Su estadía europea coincidió con el desarrollo de sus nuevos horizontes existenciales. La medicina y la psiquiatría se aunaron con la filosofía y los temas culturales. El fin de la Primera Guerra Mundial influyó en sus ideas y apoyó tempranamente la Revolución rusa encabezada por Vladimir Lenin, así como en noviembre de 1918 adhirió con entusiasmo a la Reforma Universitaria iniciada en Córdoba –de la que él fue inspirador– y al movimiento latinoamericanista y antiimperialista que lo acompañó. El movimiento reformista lo ungió “maestro de la juventud de América Latina”. En una visita que el célebre poeta Ernesto Mario Barreda hizo a la Universidad de La Plata, descubrió gratamente entre los jóvenes estudiantes ese palpitar de los gérmenes sembrados por el laborioso espíritu de Ingenieros.

La utopía de mañana

A lo largo de su vida, José Ingenieros se vio obligado a enfrentar la contradicción entre su inteligencia y los núcleos sociales y espirituales a los que pertenecía.

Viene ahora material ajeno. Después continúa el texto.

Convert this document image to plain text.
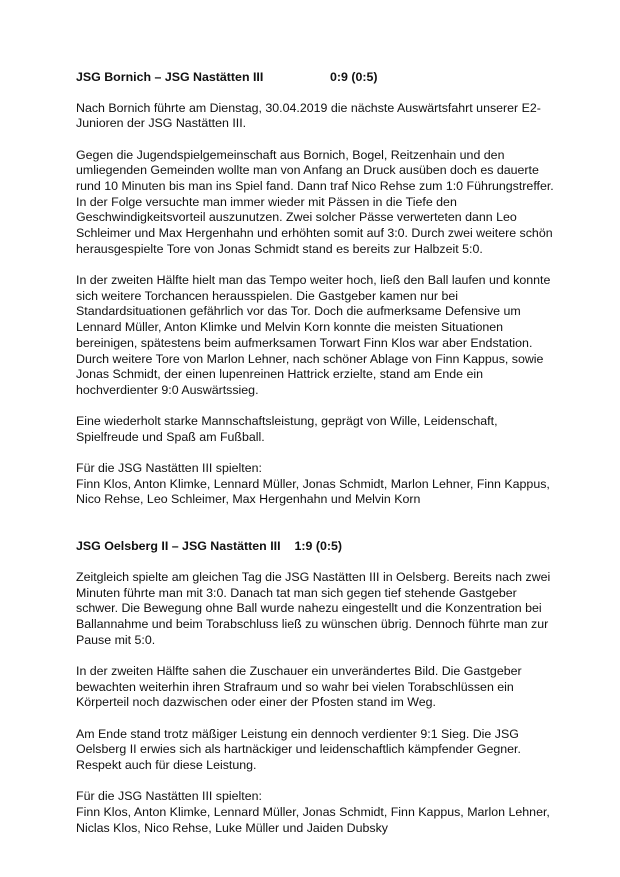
JSG Bornich – JSG Nastätten III	0:9 (0:5)

Nach Bornich führte am Dienstag, 30.04.2019 die nächste Auswärtsfahrt unserer E2-Junioren der JSG Nastätten III.

Gegen die Jugendspielgemeinschaft aus Bornich, Bogel, Reitzenhain und den umliegenden Gemeinden wollte man von Anfang an Druck ausüben doch es dauerte rund 10 Minuten bis man ins Spiel fand. Dann traf Nico Rehse zum 1:0 Führungstreffer. In der Folge versuchte man immer wieder mit Pässen in die Tiefe den Geschwindigkeitsvorteil auszunutzen. Zwei solcher Pässe verwerteten dann Leo Schleimer und Max Hergenhahn und erhöhten somit auf 3:0. Durch zwei weitere schön herausgespielte Tore von Jonas Schmidt stand es bereits zur Halbzeit 5:0.

In der zweiten Hälfte hielt man das Tempo weiter hoch, ließ den Ball laufen und konnte sich weitere Torchancen herausspielen. Die Gastgeber kamen nur bei Standardsituationen gefährlich vor das Tor. Doch die aufmerksame Defensive um Lennard Müller, Anton Klimke und Melvin Korn konnte die meisten Situationen bereinigen, spätestens beim aufmerksamen Torwart Finn Klos war aber Endstation. Durch weitere Tore von Marlon Lehner, nach schöner Ablage von Finn Kappus, sowie Jonas Schmidt, der einen lupenreinen Hattrick erzielte, stand am Ende ein hochverdienter 9:0 Auswärtssieg.

Eine wiederholt starke Mannschaftsleistung, geprägt von Wille, Leidenschaft, Spielfreude und Spaß am Fußball.

Für die JSG Nastätten III spielten:

Finn Klos, Anton Klimke, Lennard Müller, Jonas Schmidt, Marlon Lehner, Finn Kappus, Nico Rehse, Leo Schleimer, Max Hergenhahn und Melvin Korn

JSG Oelsberg II – JSG Nastätten III 1:9 (0:5)

Zeitgleich spielte am gleichen Tag die JSG Nastätten III in Oelsberg. Bereits nach zwei Minuten führte man mit 3:0. Danach tat man sich gegen tief stehende Gastgeber schwer. Die Bewegung ohne Ball wurde nahezu eingestellt und die Konzentration bei Ballannahme und beim Torabschluss ließ zu wünschen übrig. Dennoch führte man zur Pause mit 5:0.

In der zweiten Hälfte sahen die Zuschauer ein unverändertes Bild. Die Gastgeber bewachten weiterhin ihren Strafraum und so wahr bei vielen Torabschlüssen ein Körperteil noch dazwischen oder einer der Pfosten stand im Weg.

Am Ende stand trotz mäßiger Leistung ein dennoch verdienter 9:1 Sieg. Die JSG Oelsberg II erwies sich als hartnäckiger und leidenschaftlich kämpfender Gegner. Respekt auch für diese Leistung.

Für die JSG Nastätten III spielten:

Finn Klos, Anton Klimke, Lennard Müller, Jonas Schmidt, Finn Kappus, Marlon Lehner, Niclas Klos, Nico Rehse, Luke Müller und Jaiden Dubsky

En una entrevista que le realizó la revista Caras y Caretas en 1925, cuando estaba a punto de publicarse Las fuerzas morales, el cronista describía la casa de Ingenieros ocupada casi en su totalidad por una biblioteca que, sin embargo, iba reduciéndose cíclicamente: “¿Para qué voy a conservar obras que ya he leído, y sobre las cuales no volveré? Sería como conservar la ropa que fui usando a través de mi vida. Que otros la aprovechen”. Había donado más de 6.000 volúmenes de su biblioteca a la Sociedad Luz.

Se dijo que, por no ocuparse rigurosamente de su enfermedad, Ingenieros en verdad se suicidó. El 31 de octubre de 1925 murió este hombre que pensaba que “en la utopía de ayer se incubó la realidad de hoy, así como en la utopía de mañana palpitarán nuevas realidades”.